A menudo 57 , el horror ha sido definido como el choque entre esas dos instancias, la normalidad y lo monstruoso, en la que el orden es perturbado por una amenaza que debe ser exterminada. Para Andrew Tudor (1989: 8), «la “amenaza” es el motivo central de la narración de la película de terror», la amenaza, precisamente, a ese «espacio ideológico en el que el orden social se representa a sí mismo» (Russell, 1998: 238) por parte de aquello que lo agrede.

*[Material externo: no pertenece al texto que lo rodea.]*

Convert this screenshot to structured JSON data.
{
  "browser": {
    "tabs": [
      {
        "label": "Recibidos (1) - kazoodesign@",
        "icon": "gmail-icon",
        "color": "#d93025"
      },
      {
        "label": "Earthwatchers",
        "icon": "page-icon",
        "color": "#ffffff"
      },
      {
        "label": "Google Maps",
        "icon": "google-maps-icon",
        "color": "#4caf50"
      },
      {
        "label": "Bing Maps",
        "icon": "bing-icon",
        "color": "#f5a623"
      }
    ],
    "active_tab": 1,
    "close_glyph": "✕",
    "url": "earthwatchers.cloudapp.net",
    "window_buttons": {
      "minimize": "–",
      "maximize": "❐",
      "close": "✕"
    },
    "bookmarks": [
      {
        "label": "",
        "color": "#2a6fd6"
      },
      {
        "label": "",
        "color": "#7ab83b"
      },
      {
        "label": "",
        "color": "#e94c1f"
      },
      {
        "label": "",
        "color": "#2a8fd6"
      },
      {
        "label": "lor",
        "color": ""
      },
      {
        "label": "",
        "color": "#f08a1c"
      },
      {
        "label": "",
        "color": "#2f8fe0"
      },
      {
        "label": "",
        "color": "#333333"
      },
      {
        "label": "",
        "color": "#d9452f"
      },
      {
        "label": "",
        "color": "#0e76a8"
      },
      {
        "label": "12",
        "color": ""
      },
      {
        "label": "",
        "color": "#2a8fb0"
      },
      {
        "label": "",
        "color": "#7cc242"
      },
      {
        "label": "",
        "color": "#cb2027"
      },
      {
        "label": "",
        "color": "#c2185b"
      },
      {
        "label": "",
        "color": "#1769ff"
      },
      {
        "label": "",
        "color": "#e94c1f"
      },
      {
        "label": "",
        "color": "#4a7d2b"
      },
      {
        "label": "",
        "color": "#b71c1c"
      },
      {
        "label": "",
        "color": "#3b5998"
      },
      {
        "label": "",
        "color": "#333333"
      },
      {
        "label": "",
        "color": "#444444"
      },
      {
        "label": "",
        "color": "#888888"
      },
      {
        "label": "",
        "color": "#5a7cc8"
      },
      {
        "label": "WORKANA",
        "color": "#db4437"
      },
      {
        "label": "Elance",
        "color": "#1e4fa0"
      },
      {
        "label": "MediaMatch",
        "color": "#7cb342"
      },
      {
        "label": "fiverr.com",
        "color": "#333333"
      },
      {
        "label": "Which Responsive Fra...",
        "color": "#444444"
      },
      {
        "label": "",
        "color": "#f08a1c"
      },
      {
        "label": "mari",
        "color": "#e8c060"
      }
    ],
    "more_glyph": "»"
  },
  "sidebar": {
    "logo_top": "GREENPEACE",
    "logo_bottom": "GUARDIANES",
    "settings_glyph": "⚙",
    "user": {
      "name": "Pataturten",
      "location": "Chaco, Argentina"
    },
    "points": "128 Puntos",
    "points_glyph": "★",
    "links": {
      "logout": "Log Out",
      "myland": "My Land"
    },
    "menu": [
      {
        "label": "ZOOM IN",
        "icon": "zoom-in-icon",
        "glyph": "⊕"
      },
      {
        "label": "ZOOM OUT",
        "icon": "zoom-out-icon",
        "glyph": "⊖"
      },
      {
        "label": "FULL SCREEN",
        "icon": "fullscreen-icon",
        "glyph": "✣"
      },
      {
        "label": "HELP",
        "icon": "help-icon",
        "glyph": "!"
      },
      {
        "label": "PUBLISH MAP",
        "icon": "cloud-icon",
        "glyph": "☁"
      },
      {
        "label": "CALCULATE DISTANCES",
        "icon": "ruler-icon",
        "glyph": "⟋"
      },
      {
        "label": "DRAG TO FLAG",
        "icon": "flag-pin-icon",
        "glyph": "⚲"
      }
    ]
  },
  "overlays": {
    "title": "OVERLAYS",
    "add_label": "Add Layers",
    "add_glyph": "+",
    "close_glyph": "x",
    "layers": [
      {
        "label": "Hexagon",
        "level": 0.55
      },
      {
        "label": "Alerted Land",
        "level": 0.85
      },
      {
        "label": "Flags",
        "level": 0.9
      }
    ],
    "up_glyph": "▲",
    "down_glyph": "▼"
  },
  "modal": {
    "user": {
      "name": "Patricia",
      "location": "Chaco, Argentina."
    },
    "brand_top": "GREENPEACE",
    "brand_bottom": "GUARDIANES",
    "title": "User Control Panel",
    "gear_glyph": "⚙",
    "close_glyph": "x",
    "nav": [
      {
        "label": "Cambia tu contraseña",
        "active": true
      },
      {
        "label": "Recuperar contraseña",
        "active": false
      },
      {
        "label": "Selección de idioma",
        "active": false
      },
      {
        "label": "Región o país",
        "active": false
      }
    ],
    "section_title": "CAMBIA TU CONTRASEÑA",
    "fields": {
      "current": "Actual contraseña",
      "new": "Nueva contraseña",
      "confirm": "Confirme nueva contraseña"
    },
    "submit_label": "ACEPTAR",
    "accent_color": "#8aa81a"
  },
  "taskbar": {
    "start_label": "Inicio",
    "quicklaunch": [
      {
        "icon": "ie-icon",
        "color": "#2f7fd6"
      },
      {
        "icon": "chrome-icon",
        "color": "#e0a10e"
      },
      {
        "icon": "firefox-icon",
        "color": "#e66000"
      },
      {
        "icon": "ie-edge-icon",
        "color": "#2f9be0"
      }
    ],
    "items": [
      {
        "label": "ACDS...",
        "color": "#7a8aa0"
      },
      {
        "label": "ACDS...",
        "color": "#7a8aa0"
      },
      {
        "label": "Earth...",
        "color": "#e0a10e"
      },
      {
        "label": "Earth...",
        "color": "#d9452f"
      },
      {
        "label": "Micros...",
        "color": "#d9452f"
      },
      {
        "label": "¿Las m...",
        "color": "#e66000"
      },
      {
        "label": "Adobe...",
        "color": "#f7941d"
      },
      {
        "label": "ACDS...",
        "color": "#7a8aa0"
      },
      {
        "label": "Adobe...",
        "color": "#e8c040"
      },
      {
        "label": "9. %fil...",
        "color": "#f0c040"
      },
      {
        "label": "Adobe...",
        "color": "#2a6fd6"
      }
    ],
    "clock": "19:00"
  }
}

De pronto, una amenaza externa irrumpe en el locus amoenus , en la urbe civilizada o en el oasis del hogar; es, por ejemplo, el demonio invisible que penetra en el hogar de Insidious (James Wan, 2010) para hacerse con el cuerpo y con el alma del niño del que se ha encaprichado. Otras veces, son los urbanitas quienes se internan en el bosque, la cripta o la caverna, actuando así como portadores de la racionalidad; lo sobrenatural, en consecuencia, tratará de echar abajo el Orden destruyéndolos. Los móviles ya no tienen cobertura, los coches se averían, la tecnología pierde su sentido; más vehementes que nunca, las fuerzas primigenias tratan de barrer la orgullosa racionalidad humana de la faz de la creación. De un modo u otro, orden y caos siempre colisionan: la agresión al orden es el verdadero sine qua non del género del horror. Sin embargo, la transgresión existe porque el monstruo no obedece a esas mismas normas y categorías que ha establecido el orden social y que, por lo tanto, lo definen por exclusión. La otredad, reflexiona Robin Wood (1986: 73), «funciona no sólo como algo externo a la cultura o al yo, sino como aquello que es reprimido —aunque nunca destruido— en el yo y proyectado fuera del orden para ser odiado y repudiado». El monstruo no es sino el producto de todo aquello que ha quedado excluido y reprimido por la esfera del orden y que, en cierto momento, retorna bajo una forma monstruosa 58 . El orden, de nuevo, tratará de reprimirlo, de exiliarlo más allá de sus confines; sin embargo, con este gesto no sólo se refuerza a sí mismo, sino también a la propia categoría de lo monstruoso: «En la mayoría de películas de terror, la proyección negativa no es reabsorbida sino rechazada y reprimida: la masa devoradora es congelada, pero nunca es posible matarla. […] La represión no resuelve nada, sino que nos aporta una sensación temporal de alivio» (Kawin, 2004: 8).